LA LEZIONE (LAICA) DI UN PRETE
La notizia della morte di monsignor Antonio Fappani — per tutti don Antonio — avvenuta ieri mattina, s’è sparsa in un baleno fra gli amici. Dolorosa ma non inattesa per chi conosceva le ultime tribolazioni fisiche, sopraggiunte dopo che don Antonio aveva tagliato il traguardo dei 95 anni il 15 agosto scorso. Subito al cordoglio per il distacco s’è unito un fitto intrecciarsi di aneddoti, di ricordi, persino di sorrisi e qualche celia. È la certificazione, spontanea e immediata, di una vita spesa bene, di giornate feconde, della scia luminosa che il transito su questa terra può lasciare. E che don Antonio lascia. Sarà difficile e ci vorrà tempo per fare un bilancio meditato del segno che don Fappani lascia nella storia bresciana. Tanti gli aspetti rilevanti: l’impegno sociale del giovane curato, la pionieristica assistenza spirituale agli scout, e poi il giornalismo vissuto come militanza sociale e religiosa, gli studi vasti (anzi sterminati), l’infaticabile capacità di inventare e creare istituzioni culturali votate a durare anche dopo di lui, sebbene oggi ci si interroghi con un pizzico di sgomento su come ciò possa avvenire. Il tutto senza mai cedere di un centimetro nella fedeltà alla Chiesa, nel suo essere integralmente, intimamente, radicalmente prete. Limitando tuttavia la riflessione all’eredità che don Antonio lascia in ambito culturale, balzano evidenti almeno tre aspetti essenziali, costitutivi e impegnativi del suo operare.
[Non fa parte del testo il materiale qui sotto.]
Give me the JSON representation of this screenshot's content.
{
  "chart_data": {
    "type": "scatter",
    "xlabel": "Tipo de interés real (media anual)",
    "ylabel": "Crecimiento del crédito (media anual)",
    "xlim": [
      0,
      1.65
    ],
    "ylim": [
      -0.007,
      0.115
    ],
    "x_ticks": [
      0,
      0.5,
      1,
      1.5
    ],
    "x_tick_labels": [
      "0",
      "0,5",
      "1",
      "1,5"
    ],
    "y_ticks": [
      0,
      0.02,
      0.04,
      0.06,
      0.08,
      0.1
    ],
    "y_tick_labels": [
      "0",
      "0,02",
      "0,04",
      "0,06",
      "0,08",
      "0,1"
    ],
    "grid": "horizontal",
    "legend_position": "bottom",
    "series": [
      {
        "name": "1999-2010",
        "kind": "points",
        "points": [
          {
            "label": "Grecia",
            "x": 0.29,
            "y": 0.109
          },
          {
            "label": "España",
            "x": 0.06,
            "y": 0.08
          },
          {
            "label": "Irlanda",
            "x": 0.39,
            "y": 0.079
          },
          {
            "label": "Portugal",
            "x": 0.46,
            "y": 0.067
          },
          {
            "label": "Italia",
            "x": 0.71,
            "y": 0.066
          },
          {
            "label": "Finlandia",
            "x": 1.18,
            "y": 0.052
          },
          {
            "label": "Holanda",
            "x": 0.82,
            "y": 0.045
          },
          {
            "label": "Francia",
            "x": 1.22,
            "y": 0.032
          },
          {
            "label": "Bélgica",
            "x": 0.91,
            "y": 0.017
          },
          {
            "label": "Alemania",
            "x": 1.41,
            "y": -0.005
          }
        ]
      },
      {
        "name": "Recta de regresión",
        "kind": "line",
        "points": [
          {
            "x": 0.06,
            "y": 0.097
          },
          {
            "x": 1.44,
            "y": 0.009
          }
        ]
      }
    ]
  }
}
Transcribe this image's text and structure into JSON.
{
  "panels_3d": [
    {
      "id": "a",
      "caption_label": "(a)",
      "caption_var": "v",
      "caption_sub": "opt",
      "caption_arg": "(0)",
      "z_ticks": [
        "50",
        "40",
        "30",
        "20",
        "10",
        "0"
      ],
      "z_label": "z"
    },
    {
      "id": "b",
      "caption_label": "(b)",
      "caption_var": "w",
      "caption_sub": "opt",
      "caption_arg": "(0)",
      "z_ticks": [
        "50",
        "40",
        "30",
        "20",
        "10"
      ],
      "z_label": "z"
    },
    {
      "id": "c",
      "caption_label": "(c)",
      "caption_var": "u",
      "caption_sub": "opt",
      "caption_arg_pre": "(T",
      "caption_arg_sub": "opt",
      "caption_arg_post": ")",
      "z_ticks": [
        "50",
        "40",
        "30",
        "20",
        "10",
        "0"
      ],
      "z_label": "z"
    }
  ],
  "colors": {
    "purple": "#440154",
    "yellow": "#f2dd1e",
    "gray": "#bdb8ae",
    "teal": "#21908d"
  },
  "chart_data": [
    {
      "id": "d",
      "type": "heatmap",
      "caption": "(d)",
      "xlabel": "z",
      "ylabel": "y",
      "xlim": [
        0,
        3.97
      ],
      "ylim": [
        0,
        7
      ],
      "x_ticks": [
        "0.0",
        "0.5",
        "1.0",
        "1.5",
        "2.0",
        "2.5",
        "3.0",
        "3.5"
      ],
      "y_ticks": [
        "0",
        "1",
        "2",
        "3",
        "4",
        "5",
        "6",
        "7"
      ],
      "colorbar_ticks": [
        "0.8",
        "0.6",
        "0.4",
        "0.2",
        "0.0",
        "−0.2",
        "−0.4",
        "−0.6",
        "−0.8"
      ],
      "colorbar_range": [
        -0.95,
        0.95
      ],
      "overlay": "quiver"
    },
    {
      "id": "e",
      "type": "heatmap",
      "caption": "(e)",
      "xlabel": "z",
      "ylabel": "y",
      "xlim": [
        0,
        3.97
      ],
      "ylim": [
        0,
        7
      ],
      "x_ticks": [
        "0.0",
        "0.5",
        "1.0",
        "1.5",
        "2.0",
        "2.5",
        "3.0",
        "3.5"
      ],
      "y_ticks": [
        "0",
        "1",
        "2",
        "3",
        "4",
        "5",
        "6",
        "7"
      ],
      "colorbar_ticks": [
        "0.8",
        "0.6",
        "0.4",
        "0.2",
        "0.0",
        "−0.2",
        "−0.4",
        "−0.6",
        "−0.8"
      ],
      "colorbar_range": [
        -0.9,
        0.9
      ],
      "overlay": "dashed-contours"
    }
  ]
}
Il primo punto è il carattere enciclopedico del suo sapere, è la capacità di unire alto e basso, classicità e popolarità, accademia e folklore. Pubblicare l’opera omnia di don Antonio è semplicemente impossibile: il catalogo della rete bibliotecaria bresciana, con un censimento lacunoso, addita 1618 (sì, milleseicentodiciotto) titoli a lui riconducibili. L’Enciclopedia Bresciana, non esente da errori e inciampi, e tuttavia talmente vasta e varia da lasciare ammirati e da risultare imprescindibile punto di partenza per ogni ricerca locale, è l’emblema di questa predisposizione onnivora, non selettiva, monumentale e pop al tempo stesso. Il secondo punto sta proprio nella popolarità del sapere che don Antonio predicava e praticava. Lo studio specialistico, la sintesi storiografica, lo scavo archivistico in lui non erano mai separati da una profonda vocazione alla divulgazione, alla comunicazione del sapere acquisito, meglio se con una prosa sciolta, con formule accattivanti, con strumenti sempre aggiornati. Più moderno di tanti «modernisti», don Antonio ha promosso mostre, convegni, libri, istituzioni, collane editoriali, tesi di laurea, studi specialistici, raccolte di fonti iconografiche, pubblicazioni digitali: una bulimia mossa dalla voglia di condividere, diffondere, far conoscere. Infine il terzo punto di questa eredità, il più impegnativo, ha a che fare con la concezione stessa della cultura che don Antonio ha incarnato e che ha difeso a costo di diventare querulo quando l’ha vista declinare nel sostegno pubblico e privato. Una concezione che, per essere compresa, richiede che venga sciolto un equivoco: don Antonio era un provinciale orgoglioso, ma non ha mai peccato di provincialismo. Un altro grande vecchio della cultura bresciana scomparso da poco, Renzo Baldo, ha scritto che per provincialismo deve intendersi «l’inclinazione alla retorica celebrativa e autocelebrativa, la tendenziale riduzione della cultura a spettacolo o intrattenimento, il sostanziale disinteresse per la diffusione di una cultura criticamente consapevole». In questo senso Fappani è stato immune dal provincialismo e costringe oggi molti a qualche autocritica. Anche di questa lezione grazie caro, carissimo don Antonio.